U.S. forces won't all head home

WASHINGTON — While all but a small number of U.S. troops will be out of Iraq by the end of the year, they won't all be home for the holidays as President Obama promised last month.

The Pentagon is poised to move at least 4,000 soldiers from Iraq to Kuwait at the end of the year, pending a final decision expected soon by Pentagon and Kuwaiti leaders, U.S. officials said Wednesday.

The move is part of a still-developing Pentagon strategy that ends the Iraq war but positions a strong U.S. force just across the border in Kuwait and across the region to reinforce the United States' commitment to the Middle East and prevent a power vacuum when the tens of thousands of U.S. forces who have served in Iraq are gone.

According to officials, the 1st Brigade, 1st Cavalry Division, which is currently in Iraq, will be shifted to Kuwait, where troops will be close enough to serve as a quick reaction force if needed in Iraq or any of the nearby countries. The officials spoke on condition of anonymity because the decision has not been finalized by Defense Secretary Leon Panetta.

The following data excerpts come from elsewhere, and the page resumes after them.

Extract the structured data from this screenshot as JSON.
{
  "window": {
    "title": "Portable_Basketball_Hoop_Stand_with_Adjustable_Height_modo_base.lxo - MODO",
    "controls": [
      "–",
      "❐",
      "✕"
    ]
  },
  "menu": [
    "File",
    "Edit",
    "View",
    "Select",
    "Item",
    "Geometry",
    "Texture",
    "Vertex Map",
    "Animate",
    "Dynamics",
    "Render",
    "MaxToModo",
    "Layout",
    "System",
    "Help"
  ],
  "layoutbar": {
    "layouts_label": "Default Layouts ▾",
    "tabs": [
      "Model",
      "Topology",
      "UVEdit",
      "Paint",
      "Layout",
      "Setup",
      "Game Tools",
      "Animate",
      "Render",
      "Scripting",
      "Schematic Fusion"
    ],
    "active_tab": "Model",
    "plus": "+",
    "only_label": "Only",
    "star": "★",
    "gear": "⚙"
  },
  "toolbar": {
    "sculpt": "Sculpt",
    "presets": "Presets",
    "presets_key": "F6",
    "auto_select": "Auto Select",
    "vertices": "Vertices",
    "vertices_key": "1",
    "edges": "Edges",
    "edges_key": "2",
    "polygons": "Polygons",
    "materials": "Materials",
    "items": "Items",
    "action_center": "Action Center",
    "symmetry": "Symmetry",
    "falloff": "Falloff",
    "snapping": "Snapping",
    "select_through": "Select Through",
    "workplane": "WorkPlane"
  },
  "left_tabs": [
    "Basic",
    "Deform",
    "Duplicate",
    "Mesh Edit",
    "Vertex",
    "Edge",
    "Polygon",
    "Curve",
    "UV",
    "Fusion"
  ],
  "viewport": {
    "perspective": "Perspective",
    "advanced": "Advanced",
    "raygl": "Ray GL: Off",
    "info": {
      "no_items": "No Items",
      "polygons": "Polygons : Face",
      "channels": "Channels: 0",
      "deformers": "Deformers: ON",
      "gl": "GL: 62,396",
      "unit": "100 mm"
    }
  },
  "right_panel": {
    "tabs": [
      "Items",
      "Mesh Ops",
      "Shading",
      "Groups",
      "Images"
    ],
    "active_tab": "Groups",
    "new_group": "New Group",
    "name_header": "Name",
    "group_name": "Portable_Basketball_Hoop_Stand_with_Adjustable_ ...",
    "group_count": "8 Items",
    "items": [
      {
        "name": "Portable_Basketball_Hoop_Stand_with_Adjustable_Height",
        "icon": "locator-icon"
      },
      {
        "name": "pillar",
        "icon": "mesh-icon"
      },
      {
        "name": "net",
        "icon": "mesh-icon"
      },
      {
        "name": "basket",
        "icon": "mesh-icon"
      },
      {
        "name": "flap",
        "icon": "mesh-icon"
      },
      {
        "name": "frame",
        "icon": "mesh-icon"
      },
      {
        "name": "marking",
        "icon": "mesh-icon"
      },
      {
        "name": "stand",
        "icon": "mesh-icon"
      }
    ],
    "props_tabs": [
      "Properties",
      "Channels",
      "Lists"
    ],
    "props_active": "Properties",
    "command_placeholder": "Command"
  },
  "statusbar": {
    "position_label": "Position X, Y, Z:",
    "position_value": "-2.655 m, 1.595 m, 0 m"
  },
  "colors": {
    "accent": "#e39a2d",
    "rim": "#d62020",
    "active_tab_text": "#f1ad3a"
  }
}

The plan to beef up U.S. presence in Kuwait also must be approved by the Kuwaiti leaders, although most officials do not believe that will be a problem. The U.S. has had a substantial presence in Kuwait for years, even before the start of the Iraq war.

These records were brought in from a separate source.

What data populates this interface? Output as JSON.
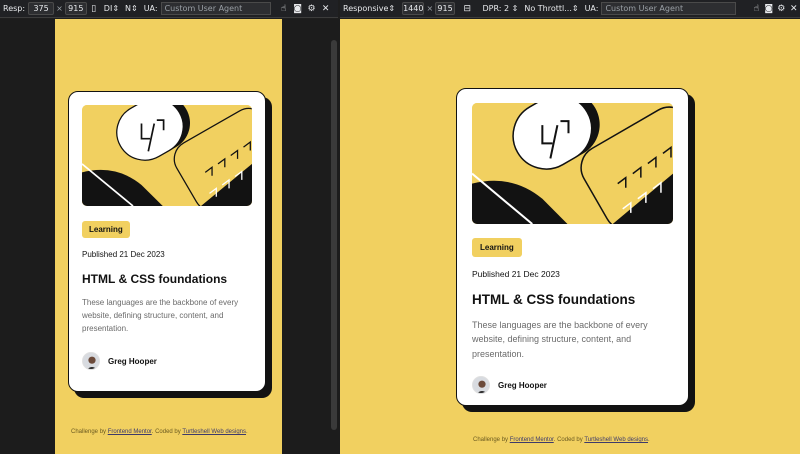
{
  "devtools_left": {
    "mode_label": "Resp",
    "width_value": "375",
    "times": "×",
    "height_value": "915",
    "dpr_label": "DI",
    "throttle_label": "N",
    "ua_label": "UA:",
    "ua_placeholder": "Custom User Agent"
  },
  "devtools_right": {
    "mode_label": "Responsive",
    "width_value": "1440",
    "times": "×",
    "height_value": "915",
    "dpr_label": "DPR: 2",
    "throttle_label": "No Throttl...",
    "ua_label": "UA:",
    "ua_placeholder": "Custom User Agent"
  },
  "card": {
    "tag": "Learning",
    "published": "Published 21 Dec 2023",
    "title": "HTML & CSS foundations",
    "description": "These languages are the backbone of every website, defining structure, content, and presentation.",
    "author": "Greg Hooper"
  },
  "attribution": {
    "prefix": "Challenge by ",
    "link1": "Frontend Mentor",
    "middle": ". Coded by ",
    "link2": "Turtleshell Web designs",
    "suffix": "."
  },
  "colors": {
    "background_yellow": "#f1d060",
    "ink": "#121212",
    "grey_text": "#6b6b6b"
  }
}
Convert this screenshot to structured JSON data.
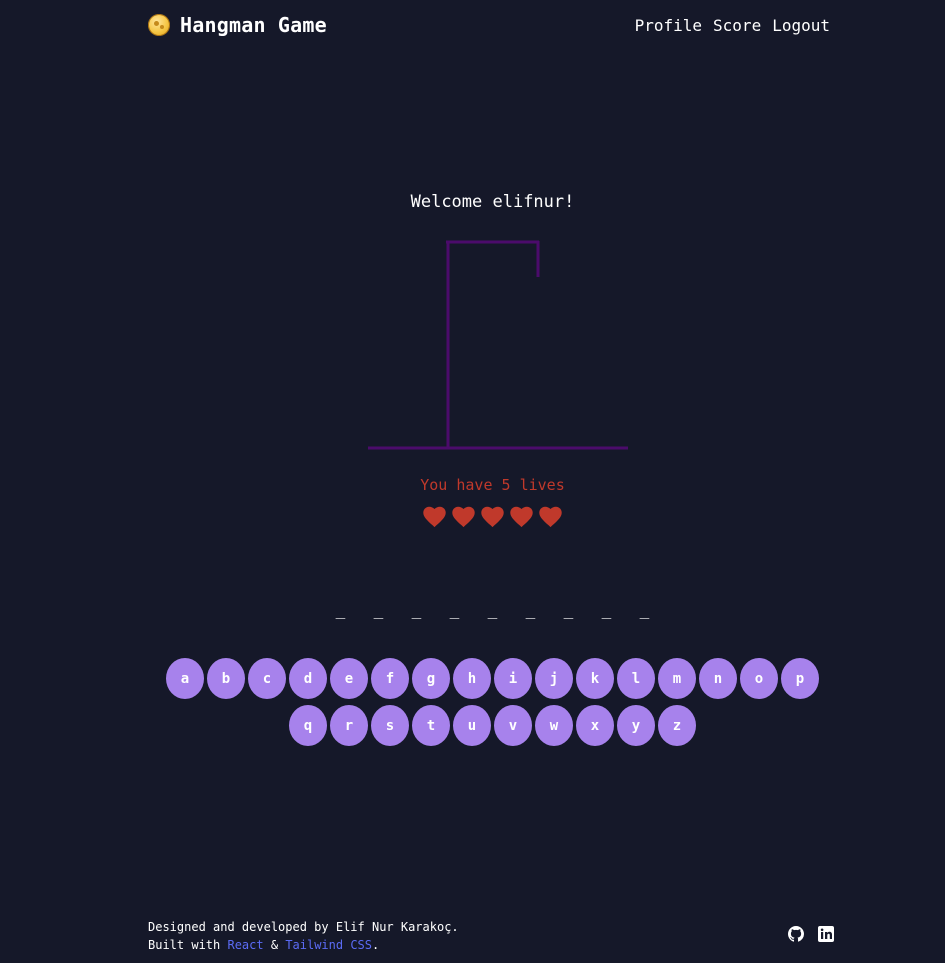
{
  "header": {
    "title": "Hangman Game",
    "nav": [
      "Profile",
      "Score",
      "Logout"
    ]
  },
  "game": {
    "welcome": "Welcome elifnur!",
    "lives_text": "You have 5 lives",
    "lives": 5,
    "word_blanks": [
      "_",
      "_",
      "_",
      "_",
      "_",
      "_",
      "_",
      "_",
      "_"
    ],
    "letters": [
      "a",
      "b",
      "c",
      "d",
      "e",
      "f",
      "g",
      "h",
      "i",
      "j",
      "k",
      "l",
      "m",
      "n",
      "o",
      "p",
      "q",
      "r",
      "s",
      "t",
      "u",
      "v",
      "w",
      "x",
      "y",
      "z"
    ]
  },
  "footer": {
    "line1": "Designed and developed by Elif Nur Karakoç.",
    "built_with": "Built with",
    "react": "React",
    "amp": "&",
    "tailwind": "Tailwind CSS",
    "period": "."
  },
  "colors": {
    "background": "#151829",
    "key": "#a782ec",
    "gallows": "#4b0b6b",
    "lives": "#c0392b",
    "link": "#5b6bf5"
  },
  "icons": [
    "coin-logo-icon",
    "heart-icon",
    "github-icon",
    "linkedin-icon"
  ]
}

Other plans still under discussion would affect several Army National Guard units that are scheduled to go to Iraq in the coming weeks. It is not yet clear whether they will be told to go to Iraq and return home in two months or if they will simply stay home or be deployed elsewhere.

Pentagon officials have been clear all along that they expect to continue and expand U.S. military relations with countries in the Middle East, particularly as a hedge against Iran. And Panetta has said that he expect that about 40,000 U.S. troops to be stationed across the Middle East after troops are pulled out of Iraq.

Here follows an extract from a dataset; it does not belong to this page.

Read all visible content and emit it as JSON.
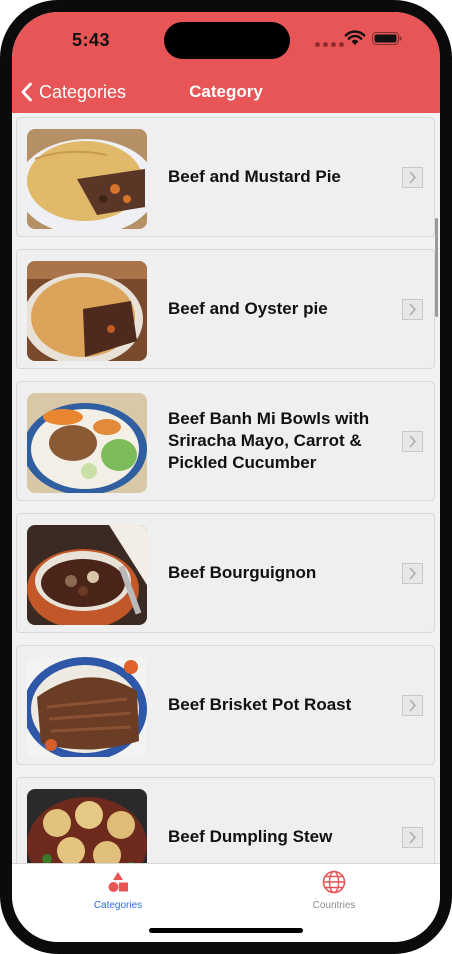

Over the next two months, the U.S. will methodically withdraw the remaining 34,000 or so American forces from Iraq as Obama pledged. The final exit date was sealed after months of intensive talks between Washington and Baghdad failed to reach agreement on conditions for leaving several thousand U.S. troops in Iraq as a training force. The U.S. also had been interested in keeping a small force to help the Iraqis deal with possible Iranian meddling.

So late last month, Obama announced that the eight-year Iraq war would be over by year's end, and he declared that all U.S. troops "will definitely be home for the holidays."

That vow is now changed a bit, as the 1st Cavalry Brigade, which is based at Fort Hood, Texas, will spend some months in Kuwait, while U.S. leaders grapple with how to redistribute troops around the region for the long term.